REX fails randomly on random servers with error "Could not establish connection to remote host using any available authentication method, tried password, publickey"

Problem: Running REX jobs on a group of servers some will fail with an error while others do not. If you rerun the job on all of the servers again some of the failed servers may connect and some of the servers that connected previous may fail. Very random and without any pattern.

Error:

 1:
Error initializing command: RuntimeError - Could not establish connection to remote host using any available authentication method, tried password, publickey
   2:
Exit status: EXCEPTION
   3:
StandardError: Job execution failed

Here we can see the failed connection:

Then, if I rerun the job it will connect and I have done no changes:

Expected outcome: REX works every time

Foreman and Proxy versions:
3.5.3

Foreman and Proxy plugin versions:
F 3.5.3 K 4.7.6

Distribution and version:
Rocky 8

Other relevant data:
I have cleared the entire known hosts file /var/lib/foreman-proxy/ssh/known_hosts in hopes that there may have been a mismatch with the IP or hostname, but this does not solve the randomness of the error. REX connection settings is to use IP as the connection method.
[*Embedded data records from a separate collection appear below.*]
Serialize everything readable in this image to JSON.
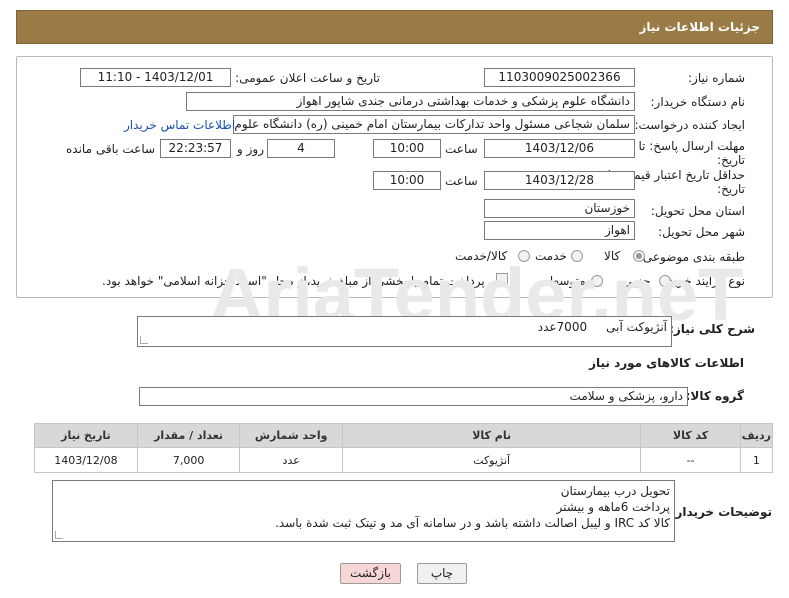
{
  "header": {
    "title": "جزئیات اطلاعات نیاز"
  },
  "form": {
    "need_number_label": "شماره نیاز:",
    "need_number": "1103009025002366",
    "announce_label": "تاریخ و ساعت اعلان عمومی:",
    "announce_value": "1403/12/01 - 11:10",
    "buyer_org_label": "نام دستگاه خریدار:",
    "buyer_org": "دانشگاه علوم پزشکی و خدمات بهداشتی درمانی جندی شاپور اهواز",
    "creator_label": "ایجاد کننده درخواست:",
    "creator": "سلمان شجاعی مسئول واحد تدارکات بیمارستان امام خمینی (ره) دانشگاه علوم پزشکی",
    "contact_link": "اطلاعات تماس خریدار",
    "deadline_label_1": "مهلت ارسال پاسخ: تا",
    "deadline_label_2": "تاریخ:",
    "deadline_date": "1403/12/06",
    "time_label": "ساعت",
    "deadline_time": "10:00",
    "days_value": "4",
    "days_label": "روز و",
    "remaining_time": "22:23:57",
    "remaining_label": "ساعت باقی مانده",
    "validity_label_1": "حداقل تاریخ اعتبار قیمت: تا",
    "validity_label_2": "تاریخ:",
    "validity_date": "1403/12/28",
    "validity_time": "10:00",
    "province_label": "استان محل تحویل:",
    "province": "خوزستان",
    "city_label": "شهر محل تحویل:",
    "city": "اهواز",
    "category_label": "طبقه بندی موضوعی:",
    "category_options": [
      "کالا",
      "خدمت",
      "کالا/خدمت"
    ],
    "purchase_type_label": "نوع فرآیند خرید :",
    "purchase_options": [
      "جزیی",
      "متوسط"
    ],
    "payment_note": "پرداخت تمام یا بخشی از مبلغ خرید،از محل \"اسناد خزانه اسلامی\" خواهد بود."
  },
  "summary": {
    "label": "شرح کلی نیاز:",
    "text": "آنژیوکت آبی     7000عدد"
  },
  "goods_info": {
    "title": "اطلاعات کالاهای مورد نیاز",
    "group_label": "گروه کالا:",
    "group_value": "دارو، پزشکی و سلامت"
  },
  "table": {
    "headers": [
      "ردیف",
      "کد کالا",
      "نام کالا",
      "واحد شمارش",
      "تعداد / مقدار",
      "تاریخ نیاز"
    ],
    "rows": [
      [
        "1",
        "--",
        "آنژیوکت",
        "عدد",
        "7,000",
        "1403/12/08"
      ]
    ]
  },
  "buyer_notes": {
    "label": "توضیحات خریدار:",
    "lines": [
      "تحویل درب بیمارستان",
      "پرداخت 6ماهه و بیشتر",
      "کالا کد IRC و لیبل اصالت داشته باشد و در سامانه آی مد و تیتک ثبت شدة باسد."
    ]
  },
  "buttons": {
    "print": "چاپ",
    "back": "بازگشت"
  },
  "watermark": {
    "text": "AriaTender.neT"
  },
  "colors": {
    "header_bg": "#9b7b45",
    "back_button_bg": "#f7d6d6",
    "table_header_bg": "#d8d8d8",
    "link": "#1a4fb5"
  }
}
That’s somewhat odd, what do the logs on the client (sshd logs, /var/log/secure maybe) say?

Hi,

So on the server side in I can see it fails authentication, we use ansible as the SSH user and the SSH keys from stored on our IDM server.

This is when the job ran and failed on this server:

Then it was reran and it connected

If I’m reading that right, the one that succeeded got in with a password?

You know, that is correct. It is authenticating with password, it should be using SSH key…Let me take a deeper look now why.